Ele conta que decidiu qual seria o modelo do caixão quando Irani o procurou, há quase 10 anos, para mostrar seus projetos. Segundo o arquiteto, ela precisava de uma opinião, queria saber o que ele achava dos modelos de urnas que estava pensando em fabricar. Ela tinha medo que as pessoas fossem achar que era louca de fazer um produto daquele. Mas eu achei o trabalho proposto muito bonito. Não acho isso mórbido. Na verdade, a morte é a única certeza que a gente tem na vida e por que não pensar nisso com carinho? questiona Dutra.
Ele observa que se todo mundo tratasse a atividade de fabricar urnas funerárias com mais carinho e atenção, talvez a forma das pessoas encarar a morte fosse diferente. Convivemos com isso (a morte) todo dia, mas não podemos banalizar. E esse trabalho feito pela Irani é bonito e representa um cuidado maior com um momento tão difícil como é o velório, comenta.

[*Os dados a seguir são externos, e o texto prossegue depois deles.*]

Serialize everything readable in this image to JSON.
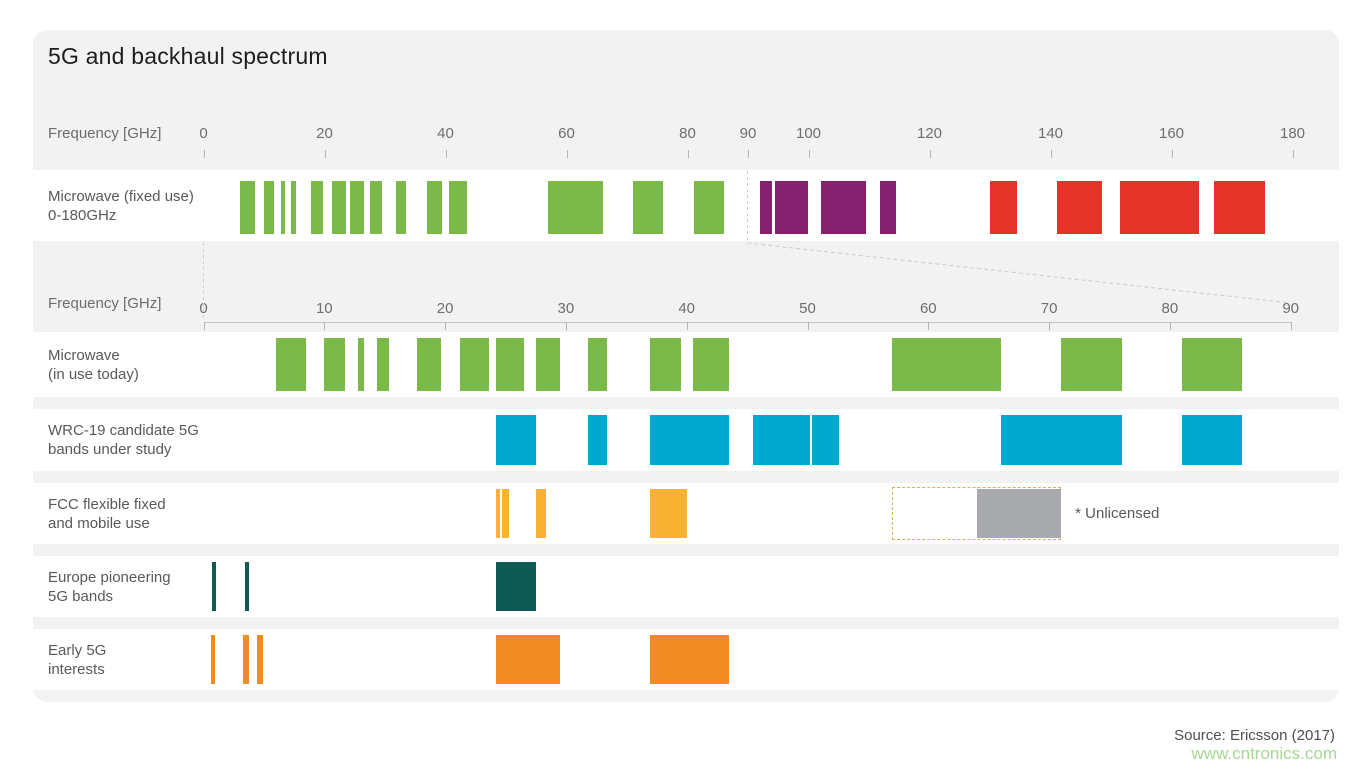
{
  "chart_data": {
    "type": "bar",
    "subtype": "frequency-spectrum-band-chart",
    "title": "5G and backhaul spectrum",
    "source": "Source: Ericsson (2017)",
    "watermark": "www.cntronics.com",
    "legend_position": "none",
    "grid": false,
    "axis_top": {
      "label": "Frequency [GHz]",
      "unit": "GHz",
      "range": [
        0,
        180
      ],
      "ticks": [
        0,
        20,
        40,
        60,
        80,
        90,
        100,
        120,
        140,
        160,
        180
      ]
    },
    "axis_main": {
      "label": "Frequency [GHz]",
      "unit": "GHz",
      "range": [
        0,
        90
      ],
      "ticks": [
        0,
        10,
        20,
        30,
        40,
        50,
        60,
        70,
        80,
        90
      ]
    },
    "rows": [
      {
        "id": "fixed",
        "axis": "top",
        "label_lines": [
          "Microwave (fixed use)",
          "0-180GHz"
        ],
        "segments": [
          {
            "from": 6,
            "to": 8.5,
            "color": "green"
          },
          {
            "from": 10,
            "to": 11.7,
            "color": "green"
          },
          {
            "from": 12.75,
            "to": 13.25,
            "color": "green"
          },
          {
            "from": 14.4,
            "to": 15.35,
            "color": "green"
          },
          {
            "from": 17.7,
            "to": 19.7,
            "color": "green"
          },
          {
            "from": 21.2,
            "to": 23.6,
            "color": "green"
          },
          {
            "from": 24.25,
            "to": 26.5,
            "color": "green"
          },
          {
            "from": 27.5,
            "to": 29.5,
            "color": "green"
          },
          {
            "from": 31.8,
            "to": 33.4,
            "color": "green"
          },
          {
            "from": 37,
            "to": 39.5,
            "color": "green"
          },
          {
            "from": 40.5,
            "to": 43.5,
            "color": "green"
          },
          {
            "from": 57,
            "to": 66,
            "color": "green"
          },
          {
            "from": 71,
            "to": 76,
            "color": "green"
          },
          {
            "from": 81,
            "to": 86,
            "color": "green"
          },
          {
            "from": 92,
            "to": 94,
            "color": "purple"
          },
          {
            "from": 94.5,
            "to": 100,
            "color": "purple"
          },
          {
            "from": 102,
            "to": 109.5,
            "color": "purple"
          },
          {
            "from": 111.8,
            "to": 114.5,
            "color": "purple"
          },
          {
            "from": 130,
            "to": 134.5,
            "color": "red"
          },
          {
            "from": 141,
            "to": 148.5,
            "color": "red"
          },
          {
            "from": 151.5,
            "to": 164.5,
            "color": "red"
          },
          {
            "from": 167,
            "to": 175.5,
            "color": "red"
          }
        ]
      },
      {
        "id": "inuse",
        "axis": "main",
        "label_lines": [
          "Microwave",
          "(in use today)"
        ],
        "color": "green",
        "segments": [
          {
            "from": 6,
            "to": 8.5
          },
          {
            "from": 10,
            "to": 11.7
          },
          {
            "from": 12.75,
            "to": 13.25
          },
          {
            "from": 14.4,
            "to": 15.35
          },
          {
            "from": 17.7,
            "to": 19.7
          },
          {
            "from": 21.2,
            "to": 23.6
          },
          {
            "from": 24.25,
            "to": 26.5
          },
          {
            "from": 27.5,
            "to": 29.5
          },
          {
            "from": 31.8,
            "to": 33.4
          },
          {
            "from": 37,
            "to": 39.5
          },
          {
            "from": 40.5,
            "to": 43.5
          },
          {
            "from": 57,
            "to": 66
          },
          {
            "from": 71,
            "to": 76
          },
          {
            "from": 81,
            "to": 86
          }
        ]
      },
      {
        "id": "wrc19",
        "axis": "main",
        "label_lines": [
          "WRC-19 candidate 5G",
          "bands under study"
        ],
        "color": "cyan",
        "segments": [
          {
            "from": 24.25,
            "to": 27.5
          },
          {
            "from": 31.8,
            "to": 33.4
          },
          {
            "from": 37,
            "to": 43.5
          },
          {
            "from": 45.5,
            "to": 50.2
          },
          {
            "from": 50.4,
            "to": 52.6
          },
          {
            "from": 66,
            "to": 76
          },
          {
            "from": 81,
            "to": 86
          }
        ]
      },
      {
        "id": "fcc",
        "axis": "main",
        "label_lines": [
          "FCC flexible fixed",
          "and mobile use"
        ],
        "color": "amber",
        "segments": [
          {
            "from": 24.25,
            "to": 24.45
          },
          {
            "from": 24.75,
            "to": 25.25
          },
          {
            "from": 27.5,
            "to": 28.35
          },
          {
            "from": 37,
            "to": 40
          }
        ],
        "unlicensed": {
          "box_from": 57,
          "box_to": 71,
          "bar_from": 64,
          "bar_to": 71,
          "bar_color": "gray",
          "label": "* Unlicensed"
        }
      },
      {
        "id": "europe",
        "axis": "main",
        "label_lines": [
          "Europe pioneering",
          "5G bands"
        ],
        "color": "teal",
        "segments": [
          {
            "from": 0.69,
            "to": 0.79
          },
          {
            "from": 3.4,
            "to": 3.8
          },
          {
            "from": 24.25,
            "to": 27.5
          }
        ]
      },
      {
        "id": "early",
        "axis": "main",
        "label_lines": [
          "Early 5G",
          "interests"
        ],
        "color": "orange",
        "segments": [
          {
            "from": 0.6,
            "to": 0.7
          },
          {
            "from": 3.3,
            "to": 3.8
          },
          {
            "from": 4.4,
            "to": 4.9
          },
          {
            "from": 24.25,
            "to": 29.5
          },
          {
            "from": 37,
            "to": 43.5
          }
        ]
      }
    ],
    "colors": {
      "green": "#7bb949",
      "purple": "#86216f",
      "red": "#e63329",
      "cyan": "#00a9ce",
      "amber": "#f9b233",
      "gray": "#a8aaad",
      "teal": "#0e5b53",
      "orange": "#f08c22",
      "card_background": "#f2f2f3",
      "row_background": "#ffffff",
      "guide_dash": "#cdcdcd"
    }
  }
}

Dutra ainda acrescenta que quem morreu não está sentindo mais nada e não pode escolher o caixão. Mas quem está ali é uma pessoa e para a família é importante oferecer algo melhor, é até confortante, observa. O arquiteto afirma que essas urnas fabricadas pela Soft Line com certeza deixam o velório mais chique. Não é uma urna qualquer. Trata-se de um produto bem pensado, um trabalho novo, diferenciado e artesanal, completa. (E.Z.)